Une mise en œuvre en mode projet 
Ahmed Abdelghani
Ahmed Abdelghani, Digital Workplace Practice Manager chez Umanis pointe la nécessité de mettre à plat les processus de travail avant de choisir une solution : « Il faut effectuer un audit de l’existant. Savoir comment travaillent les utilisateurs et les services, lister les étapes et les incohérences éventuelles et voir s’il n’y a pas de tâches inutiles. Concrètement, il faut simplifier les procédures et les formaliser en respectant les objectifs métiers que sont la validation des processus et le respect des obligations légales. Nous pouvons réduire de moitié les coûts de traitement et faire gagner du temps aux collaborateurs ». Avec une solution de dématérialisation efficace, les comptables peuvent ainsi se concentrer sur les priorités telles que la gestion des litiges fournisseurs car les tâches chronophages de saisie, d’ouverture des
courriers, de tamponnage, etc. sont éliminées. Il est aussi plus facile de gérer les pics d’activité et de répartir la charge de travail de chaque comptable car elle apparaît de manière claire sur un tableau de bord. En pratique, si un fournisseur appelle le service comptable pour faire le point sur le paiement d’une facture, il est possible de le renseigner aussitôt, ce qui n’est pas réalisable avec des documents papier. L’image de l’entreprise devient ainsi plus professionnelle. Pour choisir l’éditeur de solution de dématérialisation qui répond le mieux aux besoins d’une entreprise, il est conseillé de faire un benchmark des offres en mode SaaS, les plus adaptées aux PME. Pour cela, il faut interroger des clients de même taille et du même secteur d’activité que l’entreprise qui ont mis en place une solution de dématérialisation. Cela permet de mieux comprendre les enjeux techniques, organisationnels et légaux et d’effectuer le meilleur choix. Parmi les critères de sélection les plus importants, il faut porter l’attention sur le suivi détaillé des factures en cours de traitement et celui des factures arrivant à échéance. Côté légal, il faut pouvoir répondre aux obligations de l’administration fiscale lors d’un contrôle. Pour cela, l’entreprise doit être en mesure de délivrer une piste d’audit fiable qui est constituée d’une part, d’éléments techniques (traçabilité des bons de commande et des factures) et d’autre part, de la documentation sur le contrôle de gestion mis en place. Il faut également s’assurer des capacités d’un ERP à intégrer les flux et générer les workflows et s’assurer que la compatibilité peut s’assurer facilement via un add-on de l’ERP et sans développements supplémentaires. À la clé, un ROI (retour sur investissement) conséquent et des économies de temps, donc d’argent.

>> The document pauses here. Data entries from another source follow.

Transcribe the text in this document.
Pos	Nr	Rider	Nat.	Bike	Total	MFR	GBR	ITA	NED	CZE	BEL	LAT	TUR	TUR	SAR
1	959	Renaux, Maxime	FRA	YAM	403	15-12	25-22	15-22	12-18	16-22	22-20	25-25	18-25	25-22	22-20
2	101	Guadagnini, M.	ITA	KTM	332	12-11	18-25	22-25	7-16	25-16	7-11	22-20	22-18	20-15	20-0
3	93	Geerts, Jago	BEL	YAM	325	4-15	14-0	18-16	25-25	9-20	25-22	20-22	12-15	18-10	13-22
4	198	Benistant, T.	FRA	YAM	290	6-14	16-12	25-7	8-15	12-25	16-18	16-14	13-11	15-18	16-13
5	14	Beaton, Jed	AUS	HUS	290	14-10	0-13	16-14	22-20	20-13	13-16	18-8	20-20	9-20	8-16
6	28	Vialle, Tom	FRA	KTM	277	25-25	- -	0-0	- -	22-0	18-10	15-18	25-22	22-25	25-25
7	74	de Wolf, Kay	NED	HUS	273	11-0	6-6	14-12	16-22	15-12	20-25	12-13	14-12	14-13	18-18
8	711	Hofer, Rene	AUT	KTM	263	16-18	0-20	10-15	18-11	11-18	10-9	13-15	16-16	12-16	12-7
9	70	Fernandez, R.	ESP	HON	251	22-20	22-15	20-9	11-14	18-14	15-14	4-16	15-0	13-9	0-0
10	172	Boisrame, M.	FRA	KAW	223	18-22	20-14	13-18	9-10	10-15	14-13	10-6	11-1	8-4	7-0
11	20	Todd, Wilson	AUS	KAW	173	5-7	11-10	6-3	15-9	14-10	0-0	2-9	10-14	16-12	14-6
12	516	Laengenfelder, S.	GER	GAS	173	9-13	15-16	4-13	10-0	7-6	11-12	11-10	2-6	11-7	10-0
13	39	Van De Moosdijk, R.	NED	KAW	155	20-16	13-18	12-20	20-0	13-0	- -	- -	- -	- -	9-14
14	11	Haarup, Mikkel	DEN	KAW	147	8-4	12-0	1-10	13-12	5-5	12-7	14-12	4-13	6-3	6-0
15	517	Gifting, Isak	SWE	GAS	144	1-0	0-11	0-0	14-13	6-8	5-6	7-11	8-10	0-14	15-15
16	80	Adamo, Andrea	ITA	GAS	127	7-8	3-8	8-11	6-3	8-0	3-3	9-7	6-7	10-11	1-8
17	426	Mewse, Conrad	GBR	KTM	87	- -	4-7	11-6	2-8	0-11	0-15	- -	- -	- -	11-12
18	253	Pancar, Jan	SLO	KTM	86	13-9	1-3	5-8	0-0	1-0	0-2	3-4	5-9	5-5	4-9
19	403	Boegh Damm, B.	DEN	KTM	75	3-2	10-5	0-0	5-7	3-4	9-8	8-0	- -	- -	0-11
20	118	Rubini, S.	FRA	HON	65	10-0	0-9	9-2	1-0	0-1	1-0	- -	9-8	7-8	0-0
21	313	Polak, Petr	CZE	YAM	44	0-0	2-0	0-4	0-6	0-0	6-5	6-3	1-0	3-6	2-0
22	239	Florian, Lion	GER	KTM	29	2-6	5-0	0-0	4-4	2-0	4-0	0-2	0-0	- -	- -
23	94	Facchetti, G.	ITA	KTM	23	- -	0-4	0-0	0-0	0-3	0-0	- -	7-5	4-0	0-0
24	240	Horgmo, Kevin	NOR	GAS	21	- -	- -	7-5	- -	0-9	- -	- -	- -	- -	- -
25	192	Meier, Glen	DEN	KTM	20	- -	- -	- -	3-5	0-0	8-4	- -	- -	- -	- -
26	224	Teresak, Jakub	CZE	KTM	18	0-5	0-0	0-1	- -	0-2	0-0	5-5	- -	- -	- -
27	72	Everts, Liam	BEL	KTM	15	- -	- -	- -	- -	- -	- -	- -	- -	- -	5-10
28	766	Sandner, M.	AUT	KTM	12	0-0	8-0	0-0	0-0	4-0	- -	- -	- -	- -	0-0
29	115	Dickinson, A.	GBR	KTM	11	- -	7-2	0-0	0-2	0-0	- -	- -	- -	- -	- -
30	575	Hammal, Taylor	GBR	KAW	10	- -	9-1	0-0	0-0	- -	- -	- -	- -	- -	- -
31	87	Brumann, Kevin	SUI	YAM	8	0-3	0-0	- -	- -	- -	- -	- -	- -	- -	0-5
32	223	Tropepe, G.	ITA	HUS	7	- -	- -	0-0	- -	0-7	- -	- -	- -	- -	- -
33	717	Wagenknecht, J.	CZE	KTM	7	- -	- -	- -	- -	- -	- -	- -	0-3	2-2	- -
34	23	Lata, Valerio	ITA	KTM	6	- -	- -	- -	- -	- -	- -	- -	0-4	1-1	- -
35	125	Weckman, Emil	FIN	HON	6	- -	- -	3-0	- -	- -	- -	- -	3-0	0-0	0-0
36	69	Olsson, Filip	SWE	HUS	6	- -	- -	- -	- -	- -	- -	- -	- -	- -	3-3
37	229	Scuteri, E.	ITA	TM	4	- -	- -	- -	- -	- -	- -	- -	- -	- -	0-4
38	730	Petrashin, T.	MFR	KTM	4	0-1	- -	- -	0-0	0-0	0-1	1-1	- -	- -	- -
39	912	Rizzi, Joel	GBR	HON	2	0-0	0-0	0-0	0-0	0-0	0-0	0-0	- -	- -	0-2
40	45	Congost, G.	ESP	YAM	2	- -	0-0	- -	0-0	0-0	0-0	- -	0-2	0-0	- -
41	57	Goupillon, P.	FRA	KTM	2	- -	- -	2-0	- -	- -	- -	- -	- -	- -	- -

1 OCR (ROC en français) : reconnaissance optique de caractères ou reconnaissance de texte

L’État exige des factures dématérialisées Echeances Facturation Etat

Depuis le 1er janvier 2017 et progressivement jusqu’en 2020, les entreprises et institutions de toutes tailles doivent, ou devront, envoyer des factures dématérialisées via le portail Chorus Pro. Tous les modes de format sont pris en compte par ce dernier qu’il s’agisse d’autres portails, via EDI ou web services. Plusieurs catégories d'acteurs sont concernées par le projet, les fournisseurs de la sphère publique, soit plus d’un million d'entreprises, les collectivités et les établissements publics locaux et de santé, les établissements publics nationaux, les services de l’État. L’objectif final de traitement en volume est de 95 millions de factures par an. Il y a eu quelques problèmes avec Chorus Pro au Ministère de la Justice concernant le système de traitement des factures des experts auprès des tribunaux dus à une ergonomie globale à revoir. Ces incidents allongent les délais de paiement mais il semble que les choses s’améliorent.